2. Lorsque leur propriétaire est connu, la confiscation des marchandises saisies, à l'exception de celles qui sont prohibées au titre de la réglementation douanière, ne peut être poursuivie qu'en cas de mise en cause de ce dernier devant la juridiction répressive appelée à se prononcer sur l'instance.
C. - Confiscation des objets saisis sur inconnus et des minutes.
1. L'administration des douanes peut demander au tribunal judiciaire sur simple requête la confiscation en nature des objets saisis sur des inconnus ou sur des individus qui n'ont pas fait l'objet de poursuites en raison du peu d'importance de la fraude.
2. Il est statué sur ladite demande par une seule ordonnance, même si la requête se rapporte à plusieurs saisies faites séparément.
D. - Revendication des objets saisis.
1. Les objets saisis ou confisqués ne peuvent être revendiqués par les propriétaires, ni le prix, qu'il soit consigné ou non, réclamé par les créanciers même privilégiés, sauf leur recours contre les auteurs de la fraude.
1 bis. Toutefois, lorsque la marchandise de fraude ou ayant servi à masquer la fraude a été saisie et sous réserve qu'elle ne soit pas prohibée au titre de la réglementation douanière, la mainlevée est offerte, sans caution ni consignation, au propriétaire de bonne foi non poursuivi en application du présent code, même lorsque la juridiction répressive en a prononcé la confiscation. Cette mainlevée est subordonnée au remboursement des frais éventuellement engagés par l'administration pour assurer la garde et la conservation de la marchandise.
1 ter.
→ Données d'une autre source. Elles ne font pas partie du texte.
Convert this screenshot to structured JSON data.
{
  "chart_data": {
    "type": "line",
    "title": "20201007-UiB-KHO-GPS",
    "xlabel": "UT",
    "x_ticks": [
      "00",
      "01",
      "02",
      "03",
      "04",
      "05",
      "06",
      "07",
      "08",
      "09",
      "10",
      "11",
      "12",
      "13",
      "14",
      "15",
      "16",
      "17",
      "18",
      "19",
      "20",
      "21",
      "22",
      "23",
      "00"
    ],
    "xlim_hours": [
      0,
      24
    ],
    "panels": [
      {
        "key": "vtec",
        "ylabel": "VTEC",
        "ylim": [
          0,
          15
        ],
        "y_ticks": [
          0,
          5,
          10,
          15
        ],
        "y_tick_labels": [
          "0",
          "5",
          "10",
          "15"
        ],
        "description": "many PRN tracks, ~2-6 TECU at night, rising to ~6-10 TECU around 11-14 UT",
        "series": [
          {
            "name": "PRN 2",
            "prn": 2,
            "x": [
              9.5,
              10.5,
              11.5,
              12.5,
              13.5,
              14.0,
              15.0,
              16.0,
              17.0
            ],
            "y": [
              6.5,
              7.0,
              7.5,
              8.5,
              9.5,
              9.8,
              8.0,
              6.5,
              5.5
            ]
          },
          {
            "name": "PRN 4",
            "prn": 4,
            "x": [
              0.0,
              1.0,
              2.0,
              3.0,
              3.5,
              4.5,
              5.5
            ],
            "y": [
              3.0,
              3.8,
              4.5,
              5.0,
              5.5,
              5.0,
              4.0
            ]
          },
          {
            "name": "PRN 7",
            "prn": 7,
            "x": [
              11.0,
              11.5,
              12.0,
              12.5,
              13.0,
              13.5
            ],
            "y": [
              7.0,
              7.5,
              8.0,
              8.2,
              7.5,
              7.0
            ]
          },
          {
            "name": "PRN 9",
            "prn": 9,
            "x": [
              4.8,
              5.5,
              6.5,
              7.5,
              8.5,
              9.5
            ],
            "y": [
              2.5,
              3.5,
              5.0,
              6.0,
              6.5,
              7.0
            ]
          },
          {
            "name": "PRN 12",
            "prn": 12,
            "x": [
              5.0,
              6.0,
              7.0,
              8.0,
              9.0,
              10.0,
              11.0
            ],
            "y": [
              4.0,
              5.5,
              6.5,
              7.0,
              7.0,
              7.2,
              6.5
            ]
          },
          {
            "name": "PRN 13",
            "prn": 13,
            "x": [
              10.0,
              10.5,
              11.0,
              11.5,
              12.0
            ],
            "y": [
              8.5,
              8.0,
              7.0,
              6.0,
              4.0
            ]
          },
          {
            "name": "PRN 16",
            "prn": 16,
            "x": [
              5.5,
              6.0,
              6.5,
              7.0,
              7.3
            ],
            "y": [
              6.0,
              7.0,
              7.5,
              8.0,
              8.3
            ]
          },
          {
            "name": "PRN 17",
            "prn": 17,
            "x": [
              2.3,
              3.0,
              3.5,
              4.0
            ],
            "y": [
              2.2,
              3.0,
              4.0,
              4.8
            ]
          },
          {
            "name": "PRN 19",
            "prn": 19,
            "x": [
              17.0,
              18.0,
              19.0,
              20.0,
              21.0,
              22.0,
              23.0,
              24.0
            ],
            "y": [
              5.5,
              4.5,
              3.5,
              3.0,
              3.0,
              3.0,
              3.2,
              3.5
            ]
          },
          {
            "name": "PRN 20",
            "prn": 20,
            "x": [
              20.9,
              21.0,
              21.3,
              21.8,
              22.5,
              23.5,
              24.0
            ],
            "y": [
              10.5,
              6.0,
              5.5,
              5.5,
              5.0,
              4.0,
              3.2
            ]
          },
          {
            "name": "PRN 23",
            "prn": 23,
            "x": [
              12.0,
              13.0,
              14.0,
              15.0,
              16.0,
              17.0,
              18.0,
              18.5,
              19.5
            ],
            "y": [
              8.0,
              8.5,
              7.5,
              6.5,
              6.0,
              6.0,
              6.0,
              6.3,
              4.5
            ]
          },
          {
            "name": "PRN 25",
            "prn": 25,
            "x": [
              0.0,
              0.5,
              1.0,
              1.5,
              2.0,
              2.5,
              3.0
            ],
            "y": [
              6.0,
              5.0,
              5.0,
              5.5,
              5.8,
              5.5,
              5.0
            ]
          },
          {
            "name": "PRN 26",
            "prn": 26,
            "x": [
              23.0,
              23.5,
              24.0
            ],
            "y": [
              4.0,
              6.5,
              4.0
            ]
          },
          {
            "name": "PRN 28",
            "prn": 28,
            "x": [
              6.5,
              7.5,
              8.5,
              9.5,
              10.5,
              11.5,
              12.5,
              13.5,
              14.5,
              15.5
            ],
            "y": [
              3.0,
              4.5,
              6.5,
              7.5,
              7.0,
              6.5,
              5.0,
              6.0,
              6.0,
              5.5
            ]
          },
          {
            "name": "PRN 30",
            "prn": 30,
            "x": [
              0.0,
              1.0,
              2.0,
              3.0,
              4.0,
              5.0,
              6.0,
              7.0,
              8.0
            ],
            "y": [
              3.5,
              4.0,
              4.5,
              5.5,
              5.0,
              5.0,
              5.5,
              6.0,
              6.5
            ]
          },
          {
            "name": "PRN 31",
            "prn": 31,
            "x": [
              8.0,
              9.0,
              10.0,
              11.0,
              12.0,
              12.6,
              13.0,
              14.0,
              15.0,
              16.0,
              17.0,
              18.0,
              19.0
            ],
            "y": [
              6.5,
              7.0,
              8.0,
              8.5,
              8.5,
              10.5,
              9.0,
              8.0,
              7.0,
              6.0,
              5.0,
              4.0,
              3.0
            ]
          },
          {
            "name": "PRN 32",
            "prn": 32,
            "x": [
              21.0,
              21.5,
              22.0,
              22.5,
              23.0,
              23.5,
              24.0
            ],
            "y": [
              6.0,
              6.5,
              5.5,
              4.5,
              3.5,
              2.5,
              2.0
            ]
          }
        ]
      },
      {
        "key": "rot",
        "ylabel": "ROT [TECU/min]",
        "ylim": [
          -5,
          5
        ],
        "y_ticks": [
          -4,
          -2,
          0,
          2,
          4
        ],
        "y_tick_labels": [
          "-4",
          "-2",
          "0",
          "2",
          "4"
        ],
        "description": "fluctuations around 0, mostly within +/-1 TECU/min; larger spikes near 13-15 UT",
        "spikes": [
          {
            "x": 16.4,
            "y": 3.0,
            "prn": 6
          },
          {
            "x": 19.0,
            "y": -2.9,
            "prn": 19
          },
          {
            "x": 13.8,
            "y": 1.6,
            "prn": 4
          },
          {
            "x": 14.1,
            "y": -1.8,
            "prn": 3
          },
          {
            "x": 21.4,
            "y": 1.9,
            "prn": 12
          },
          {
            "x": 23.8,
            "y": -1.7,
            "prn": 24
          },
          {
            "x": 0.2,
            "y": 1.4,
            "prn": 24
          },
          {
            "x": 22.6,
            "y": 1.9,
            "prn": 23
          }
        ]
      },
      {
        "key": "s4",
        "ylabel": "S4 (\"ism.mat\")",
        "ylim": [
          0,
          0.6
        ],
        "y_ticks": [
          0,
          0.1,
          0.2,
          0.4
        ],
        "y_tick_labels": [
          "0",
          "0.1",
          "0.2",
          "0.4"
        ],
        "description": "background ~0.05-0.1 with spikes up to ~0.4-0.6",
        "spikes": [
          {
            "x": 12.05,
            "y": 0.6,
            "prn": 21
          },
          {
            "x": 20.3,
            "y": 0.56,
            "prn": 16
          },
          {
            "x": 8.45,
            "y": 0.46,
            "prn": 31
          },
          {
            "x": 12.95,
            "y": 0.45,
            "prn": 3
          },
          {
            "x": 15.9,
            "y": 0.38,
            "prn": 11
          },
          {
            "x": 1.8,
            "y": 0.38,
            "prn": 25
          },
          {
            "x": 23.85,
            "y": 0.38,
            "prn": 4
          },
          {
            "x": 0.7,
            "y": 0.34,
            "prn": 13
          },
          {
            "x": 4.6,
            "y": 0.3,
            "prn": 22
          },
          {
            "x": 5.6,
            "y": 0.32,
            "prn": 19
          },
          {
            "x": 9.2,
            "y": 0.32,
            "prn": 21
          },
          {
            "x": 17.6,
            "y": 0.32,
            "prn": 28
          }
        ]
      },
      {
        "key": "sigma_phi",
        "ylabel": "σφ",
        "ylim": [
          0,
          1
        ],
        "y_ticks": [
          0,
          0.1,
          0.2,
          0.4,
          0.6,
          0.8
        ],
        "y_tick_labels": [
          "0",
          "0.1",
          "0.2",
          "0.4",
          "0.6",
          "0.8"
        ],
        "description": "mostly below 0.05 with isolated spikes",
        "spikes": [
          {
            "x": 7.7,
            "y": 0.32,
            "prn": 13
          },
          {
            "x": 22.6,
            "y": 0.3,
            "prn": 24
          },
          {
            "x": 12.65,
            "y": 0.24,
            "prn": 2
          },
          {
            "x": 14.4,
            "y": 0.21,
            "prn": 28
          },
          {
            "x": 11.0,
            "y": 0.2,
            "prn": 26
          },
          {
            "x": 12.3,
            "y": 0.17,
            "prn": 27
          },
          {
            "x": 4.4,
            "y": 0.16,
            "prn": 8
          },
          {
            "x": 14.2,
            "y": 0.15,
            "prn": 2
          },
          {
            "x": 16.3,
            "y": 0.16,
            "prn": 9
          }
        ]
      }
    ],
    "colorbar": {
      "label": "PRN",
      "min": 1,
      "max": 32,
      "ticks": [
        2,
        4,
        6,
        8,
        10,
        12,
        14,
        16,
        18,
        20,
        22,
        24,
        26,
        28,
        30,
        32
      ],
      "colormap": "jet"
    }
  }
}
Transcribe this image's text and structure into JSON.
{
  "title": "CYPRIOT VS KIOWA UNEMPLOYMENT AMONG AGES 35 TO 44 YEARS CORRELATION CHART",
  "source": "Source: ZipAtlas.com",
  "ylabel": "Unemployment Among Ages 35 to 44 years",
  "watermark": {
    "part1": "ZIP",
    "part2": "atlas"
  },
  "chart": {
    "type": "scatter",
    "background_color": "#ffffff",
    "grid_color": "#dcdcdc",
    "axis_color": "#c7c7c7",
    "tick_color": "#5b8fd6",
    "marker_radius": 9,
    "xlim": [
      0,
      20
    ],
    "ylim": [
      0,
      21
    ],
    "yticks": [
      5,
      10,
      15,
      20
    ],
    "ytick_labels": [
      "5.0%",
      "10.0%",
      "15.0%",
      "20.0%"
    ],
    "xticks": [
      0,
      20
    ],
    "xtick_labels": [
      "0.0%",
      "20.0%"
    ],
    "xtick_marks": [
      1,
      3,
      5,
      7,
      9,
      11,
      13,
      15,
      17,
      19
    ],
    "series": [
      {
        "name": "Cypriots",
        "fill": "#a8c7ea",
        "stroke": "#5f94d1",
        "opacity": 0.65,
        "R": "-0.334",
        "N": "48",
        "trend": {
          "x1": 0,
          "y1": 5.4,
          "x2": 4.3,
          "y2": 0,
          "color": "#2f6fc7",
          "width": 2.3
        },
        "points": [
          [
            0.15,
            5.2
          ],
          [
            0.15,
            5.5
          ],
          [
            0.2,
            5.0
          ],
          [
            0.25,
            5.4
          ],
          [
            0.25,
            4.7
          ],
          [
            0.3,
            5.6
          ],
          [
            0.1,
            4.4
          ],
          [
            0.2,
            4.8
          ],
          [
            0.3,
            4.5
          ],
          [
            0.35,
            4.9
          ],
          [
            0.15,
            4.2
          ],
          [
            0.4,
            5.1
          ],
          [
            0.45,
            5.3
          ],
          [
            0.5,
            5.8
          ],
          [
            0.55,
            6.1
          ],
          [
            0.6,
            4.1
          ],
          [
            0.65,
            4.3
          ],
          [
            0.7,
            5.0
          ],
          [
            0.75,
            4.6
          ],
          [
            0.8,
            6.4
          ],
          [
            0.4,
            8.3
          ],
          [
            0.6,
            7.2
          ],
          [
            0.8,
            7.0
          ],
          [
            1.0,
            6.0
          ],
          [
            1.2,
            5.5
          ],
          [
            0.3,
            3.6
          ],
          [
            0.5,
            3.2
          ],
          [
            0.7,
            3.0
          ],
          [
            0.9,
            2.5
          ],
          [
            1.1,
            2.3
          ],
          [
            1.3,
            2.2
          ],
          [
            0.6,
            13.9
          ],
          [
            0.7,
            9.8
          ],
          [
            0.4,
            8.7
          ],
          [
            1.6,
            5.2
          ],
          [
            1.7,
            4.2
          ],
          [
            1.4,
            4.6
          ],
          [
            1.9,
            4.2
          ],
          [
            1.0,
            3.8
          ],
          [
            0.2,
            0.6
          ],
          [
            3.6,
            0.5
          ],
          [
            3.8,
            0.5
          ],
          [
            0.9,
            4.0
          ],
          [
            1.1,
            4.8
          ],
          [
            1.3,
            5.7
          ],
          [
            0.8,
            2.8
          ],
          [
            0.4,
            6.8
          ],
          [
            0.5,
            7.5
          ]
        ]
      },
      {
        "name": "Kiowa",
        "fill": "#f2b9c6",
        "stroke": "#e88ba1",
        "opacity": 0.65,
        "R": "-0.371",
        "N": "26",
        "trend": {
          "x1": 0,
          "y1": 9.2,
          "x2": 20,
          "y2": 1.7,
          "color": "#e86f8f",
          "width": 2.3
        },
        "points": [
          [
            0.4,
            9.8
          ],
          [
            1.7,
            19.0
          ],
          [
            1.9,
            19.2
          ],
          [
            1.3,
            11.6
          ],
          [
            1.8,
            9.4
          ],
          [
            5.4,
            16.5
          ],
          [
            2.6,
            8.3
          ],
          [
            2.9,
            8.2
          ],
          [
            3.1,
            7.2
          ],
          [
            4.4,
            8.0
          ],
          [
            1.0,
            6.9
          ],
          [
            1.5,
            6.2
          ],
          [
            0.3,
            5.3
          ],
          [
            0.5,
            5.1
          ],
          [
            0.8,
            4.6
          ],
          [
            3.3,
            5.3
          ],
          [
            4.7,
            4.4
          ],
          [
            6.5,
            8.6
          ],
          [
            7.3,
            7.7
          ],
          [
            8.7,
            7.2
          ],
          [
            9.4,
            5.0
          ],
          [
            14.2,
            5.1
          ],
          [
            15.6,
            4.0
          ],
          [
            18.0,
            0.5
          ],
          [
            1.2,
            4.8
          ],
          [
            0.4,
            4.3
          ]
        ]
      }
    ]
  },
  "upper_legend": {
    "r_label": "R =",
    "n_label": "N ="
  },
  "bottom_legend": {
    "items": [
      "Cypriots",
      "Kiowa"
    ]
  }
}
Par dérogation au 1 bis, aucune mainlevée n'est proposée lorsque la marchandise de fraude ou ayant servi à masquer la fraude a été détériorée en raison de son utilisation à cette fin.
2. Les délais d'appel, de tierce opposition et de vente expirés, toutes répétitions et actions sont non recevables.
E. - Fausses déclarations.
Sous réserve des dispositions des 1 et 2 de l'article 100 ci-dessus, la vérité ou fausseté des déclarations doit être jugée sur ce qui a été premièrement déclaré.
F. - Paiement des sommes fraudées ou indûment obtenues.
1. En sus des pénalités fiscales, les tribunaux ordonnent le paiement des sommes fraudées ou indûment obtenues.
2. Même quand elle ne prononce aucune condamnation, la juridiction répressive est compétente pour se prononcer sur les dispositions du 4 de l'article 369 du présent code.